Surgery is quicker and typically easier recovery. There tends to be less post-operative pain and patients are back to their normal activities rather quickly. Usually patients will only need to remain in the hospital overnight after their initial surgery. Return to work is more rapid and complications are usually less severe, however, they could be more frequent
By committing to a implant based reconstruction one must accept the fact that they will be living with implants for potentially the remainder of their life. Even though they are safe, they do come with their own set of problems. They can become infected, they can rupture, they can become malpositioned and require revision surgery.

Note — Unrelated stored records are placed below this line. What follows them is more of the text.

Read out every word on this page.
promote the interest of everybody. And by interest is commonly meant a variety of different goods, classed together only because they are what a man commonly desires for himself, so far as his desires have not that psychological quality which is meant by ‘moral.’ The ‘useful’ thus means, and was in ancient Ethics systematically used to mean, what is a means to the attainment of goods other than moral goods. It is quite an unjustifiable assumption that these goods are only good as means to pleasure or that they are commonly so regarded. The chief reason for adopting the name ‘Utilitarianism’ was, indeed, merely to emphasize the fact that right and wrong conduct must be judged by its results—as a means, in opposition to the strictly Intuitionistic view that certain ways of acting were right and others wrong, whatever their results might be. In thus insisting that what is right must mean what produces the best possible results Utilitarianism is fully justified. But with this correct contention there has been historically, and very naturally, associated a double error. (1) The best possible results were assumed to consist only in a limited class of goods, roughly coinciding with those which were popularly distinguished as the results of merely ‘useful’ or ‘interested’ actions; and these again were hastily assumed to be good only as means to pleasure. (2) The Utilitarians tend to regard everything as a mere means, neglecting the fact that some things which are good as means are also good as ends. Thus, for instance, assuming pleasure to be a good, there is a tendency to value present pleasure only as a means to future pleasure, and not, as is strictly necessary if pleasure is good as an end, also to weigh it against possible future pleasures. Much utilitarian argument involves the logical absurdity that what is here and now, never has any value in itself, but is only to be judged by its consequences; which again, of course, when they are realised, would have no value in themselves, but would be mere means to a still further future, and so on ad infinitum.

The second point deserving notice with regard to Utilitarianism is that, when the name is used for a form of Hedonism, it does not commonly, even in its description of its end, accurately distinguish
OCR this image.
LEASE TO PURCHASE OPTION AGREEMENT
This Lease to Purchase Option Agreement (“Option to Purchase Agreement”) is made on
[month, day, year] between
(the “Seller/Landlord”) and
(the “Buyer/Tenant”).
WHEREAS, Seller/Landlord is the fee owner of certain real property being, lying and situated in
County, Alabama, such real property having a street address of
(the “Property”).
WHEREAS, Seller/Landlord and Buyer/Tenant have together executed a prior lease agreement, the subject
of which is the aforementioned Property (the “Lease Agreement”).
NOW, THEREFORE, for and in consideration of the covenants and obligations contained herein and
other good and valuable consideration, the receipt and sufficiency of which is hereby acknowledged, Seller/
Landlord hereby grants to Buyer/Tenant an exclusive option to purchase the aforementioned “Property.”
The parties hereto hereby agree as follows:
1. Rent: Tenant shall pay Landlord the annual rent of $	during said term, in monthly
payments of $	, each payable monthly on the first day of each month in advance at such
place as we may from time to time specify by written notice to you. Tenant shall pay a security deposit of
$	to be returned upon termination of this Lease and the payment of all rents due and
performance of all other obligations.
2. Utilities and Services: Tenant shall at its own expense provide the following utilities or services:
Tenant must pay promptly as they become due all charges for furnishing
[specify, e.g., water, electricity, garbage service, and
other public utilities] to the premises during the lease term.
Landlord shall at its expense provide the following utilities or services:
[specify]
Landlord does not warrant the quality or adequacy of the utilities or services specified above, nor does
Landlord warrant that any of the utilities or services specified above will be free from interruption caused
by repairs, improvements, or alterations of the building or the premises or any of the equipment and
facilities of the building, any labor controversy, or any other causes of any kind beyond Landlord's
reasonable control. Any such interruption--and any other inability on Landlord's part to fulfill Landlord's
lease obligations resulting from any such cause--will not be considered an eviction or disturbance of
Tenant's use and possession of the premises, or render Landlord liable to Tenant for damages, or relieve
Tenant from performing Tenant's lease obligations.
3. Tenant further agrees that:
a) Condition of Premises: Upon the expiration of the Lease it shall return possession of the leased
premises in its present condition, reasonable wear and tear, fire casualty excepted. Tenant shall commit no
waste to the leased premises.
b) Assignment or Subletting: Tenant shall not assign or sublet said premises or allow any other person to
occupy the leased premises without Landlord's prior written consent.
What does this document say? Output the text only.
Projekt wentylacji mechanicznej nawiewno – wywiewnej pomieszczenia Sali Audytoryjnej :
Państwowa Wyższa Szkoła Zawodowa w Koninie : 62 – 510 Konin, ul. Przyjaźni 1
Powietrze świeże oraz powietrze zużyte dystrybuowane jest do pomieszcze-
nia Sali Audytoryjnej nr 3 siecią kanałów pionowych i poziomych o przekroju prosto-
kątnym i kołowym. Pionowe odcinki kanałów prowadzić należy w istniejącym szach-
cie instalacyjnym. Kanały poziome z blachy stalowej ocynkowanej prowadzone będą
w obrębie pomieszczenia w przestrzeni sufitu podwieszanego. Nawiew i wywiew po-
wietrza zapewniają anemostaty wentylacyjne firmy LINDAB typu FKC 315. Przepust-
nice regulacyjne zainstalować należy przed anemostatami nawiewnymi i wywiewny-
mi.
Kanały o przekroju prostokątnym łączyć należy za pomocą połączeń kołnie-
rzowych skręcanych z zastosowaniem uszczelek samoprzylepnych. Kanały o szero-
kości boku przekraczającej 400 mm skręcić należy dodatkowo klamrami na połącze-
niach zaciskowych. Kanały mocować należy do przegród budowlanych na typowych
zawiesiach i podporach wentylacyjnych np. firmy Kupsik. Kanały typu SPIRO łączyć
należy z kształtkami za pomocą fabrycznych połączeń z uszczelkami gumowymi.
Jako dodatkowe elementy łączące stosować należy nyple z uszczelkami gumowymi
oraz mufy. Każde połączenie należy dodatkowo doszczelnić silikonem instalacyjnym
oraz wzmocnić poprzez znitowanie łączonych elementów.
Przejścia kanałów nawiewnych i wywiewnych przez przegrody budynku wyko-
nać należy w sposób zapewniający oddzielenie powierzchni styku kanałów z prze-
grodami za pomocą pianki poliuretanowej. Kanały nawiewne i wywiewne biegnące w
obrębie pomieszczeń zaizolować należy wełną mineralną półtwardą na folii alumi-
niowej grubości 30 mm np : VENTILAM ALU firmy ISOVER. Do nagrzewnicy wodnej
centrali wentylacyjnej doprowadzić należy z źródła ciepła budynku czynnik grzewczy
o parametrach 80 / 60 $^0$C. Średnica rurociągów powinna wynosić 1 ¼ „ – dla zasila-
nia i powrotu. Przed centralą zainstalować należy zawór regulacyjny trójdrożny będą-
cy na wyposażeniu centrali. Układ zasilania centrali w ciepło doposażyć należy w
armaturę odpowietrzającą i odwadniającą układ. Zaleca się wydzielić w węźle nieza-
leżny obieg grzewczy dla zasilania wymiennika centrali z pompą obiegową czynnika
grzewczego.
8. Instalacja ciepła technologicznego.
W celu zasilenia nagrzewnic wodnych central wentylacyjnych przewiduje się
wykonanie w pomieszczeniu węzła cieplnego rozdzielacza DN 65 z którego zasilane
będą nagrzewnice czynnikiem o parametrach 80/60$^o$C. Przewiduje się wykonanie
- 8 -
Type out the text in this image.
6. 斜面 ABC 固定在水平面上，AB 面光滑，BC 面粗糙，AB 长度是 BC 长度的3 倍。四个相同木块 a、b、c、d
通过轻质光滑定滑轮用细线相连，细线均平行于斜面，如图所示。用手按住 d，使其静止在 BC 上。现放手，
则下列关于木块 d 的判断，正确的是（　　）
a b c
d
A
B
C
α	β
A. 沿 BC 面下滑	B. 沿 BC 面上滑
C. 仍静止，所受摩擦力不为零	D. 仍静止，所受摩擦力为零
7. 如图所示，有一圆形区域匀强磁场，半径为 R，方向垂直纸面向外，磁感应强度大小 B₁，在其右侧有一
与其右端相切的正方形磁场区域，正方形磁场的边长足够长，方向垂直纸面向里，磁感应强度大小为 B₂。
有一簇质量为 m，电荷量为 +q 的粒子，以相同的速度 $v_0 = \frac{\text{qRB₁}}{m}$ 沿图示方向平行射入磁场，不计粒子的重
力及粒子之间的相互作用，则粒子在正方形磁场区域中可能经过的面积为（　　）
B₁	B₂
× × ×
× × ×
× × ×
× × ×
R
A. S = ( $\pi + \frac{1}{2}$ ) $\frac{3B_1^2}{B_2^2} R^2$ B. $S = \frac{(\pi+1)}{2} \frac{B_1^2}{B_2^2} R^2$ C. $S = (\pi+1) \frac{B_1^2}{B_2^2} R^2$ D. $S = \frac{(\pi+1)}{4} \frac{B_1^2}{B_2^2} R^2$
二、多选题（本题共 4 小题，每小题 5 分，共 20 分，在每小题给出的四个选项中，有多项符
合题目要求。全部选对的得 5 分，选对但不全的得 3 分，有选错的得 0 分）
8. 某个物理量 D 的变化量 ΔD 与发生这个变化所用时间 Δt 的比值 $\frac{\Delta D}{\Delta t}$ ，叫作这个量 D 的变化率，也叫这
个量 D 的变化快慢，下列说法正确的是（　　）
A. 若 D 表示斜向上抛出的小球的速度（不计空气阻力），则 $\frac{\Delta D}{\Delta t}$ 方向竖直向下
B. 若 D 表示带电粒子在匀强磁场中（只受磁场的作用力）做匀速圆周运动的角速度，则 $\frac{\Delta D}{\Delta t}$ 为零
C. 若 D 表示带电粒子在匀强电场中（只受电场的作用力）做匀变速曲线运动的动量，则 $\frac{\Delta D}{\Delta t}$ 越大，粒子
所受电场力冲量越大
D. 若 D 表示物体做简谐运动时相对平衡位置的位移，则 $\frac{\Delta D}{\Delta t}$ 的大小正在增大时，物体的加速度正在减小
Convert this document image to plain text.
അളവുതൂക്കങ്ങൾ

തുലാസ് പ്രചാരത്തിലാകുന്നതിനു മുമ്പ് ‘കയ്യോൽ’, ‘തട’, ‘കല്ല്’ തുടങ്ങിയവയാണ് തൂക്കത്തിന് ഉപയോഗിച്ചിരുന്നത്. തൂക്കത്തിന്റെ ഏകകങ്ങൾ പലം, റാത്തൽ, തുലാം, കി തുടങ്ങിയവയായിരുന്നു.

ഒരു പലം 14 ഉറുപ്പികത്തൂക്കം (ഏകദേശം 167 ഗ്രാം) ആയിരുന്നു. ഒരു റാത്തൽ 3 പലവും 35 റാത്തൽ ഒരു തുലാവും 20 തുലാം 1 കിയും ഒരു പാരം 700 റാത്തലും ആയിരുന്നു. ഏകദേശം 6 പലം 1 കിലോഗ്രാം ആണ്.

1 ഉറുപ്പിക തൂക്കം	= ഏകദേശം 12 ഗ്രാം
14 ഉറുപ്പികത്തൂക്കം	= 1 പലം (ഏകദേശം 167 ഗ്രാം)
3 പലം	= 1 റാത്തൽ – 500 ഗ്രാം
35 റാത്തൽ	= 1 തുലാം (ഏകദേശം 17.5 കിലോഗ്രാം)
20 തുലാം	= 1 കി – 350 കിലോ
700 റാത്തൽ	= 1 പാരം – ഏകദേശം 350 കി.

Also, it typically means more surgeries than a tissue based reconstruction. At least one additional surgery will need to be done to exchange the expander for the implant.
The biggest advantage is using your own tissue rather than having an implant or foreign body. This tends to give patients a more natural feel and look to the breast, something an implant can never replicate. It also tends to mean less surgeries over the patients life time as the bulk of the reconstruction is done in the first operation.
Tissue-based surgery tends to be more difficult to recover from. Rather than being in the hospital overnight, patients may need to remain in the hospital anywhere from 3-7 days depending on their surgery and personal circumstances. The recovery process at home is much longer as well as the time to return to work. In addition, it now requires the healing of TWO separate locations; the breasts as well as the donor site from either the back or the abdomen. The surgeries themselves take much longer to perform than an implant reconstruction.
During your consultation, you will meet with Dr. Arslanian and his staff and have the opportunity to discuss your individual situation as well as your concerns and goals. Dr. Arslanian will will take detailed measurements of your breast and body and perform a complete examination. Photos will be taken to help Dr. Arslanian point out certain things and explain his approach to breast reconstruction. If you are deemed a good candidate, he will discuss the various options for breast reconstruction and make sure you are happy with your decision. He will also show you photos of other patients before and afters to help determine what size and look you are trying to achieve. His number one concern, however, will always be your safety.
There are times when a particular reconstruction may not be offered, or reconstruction altogether may not be offered. The only reason for doing this is to protect you and prevent unwanted complications. Some patients may not be good candidates based on their weight, other medical conditions, or extent of disease. We strive to “Do No Harm”, and at times have to turn patients away if reconstructive surgery is just too risky.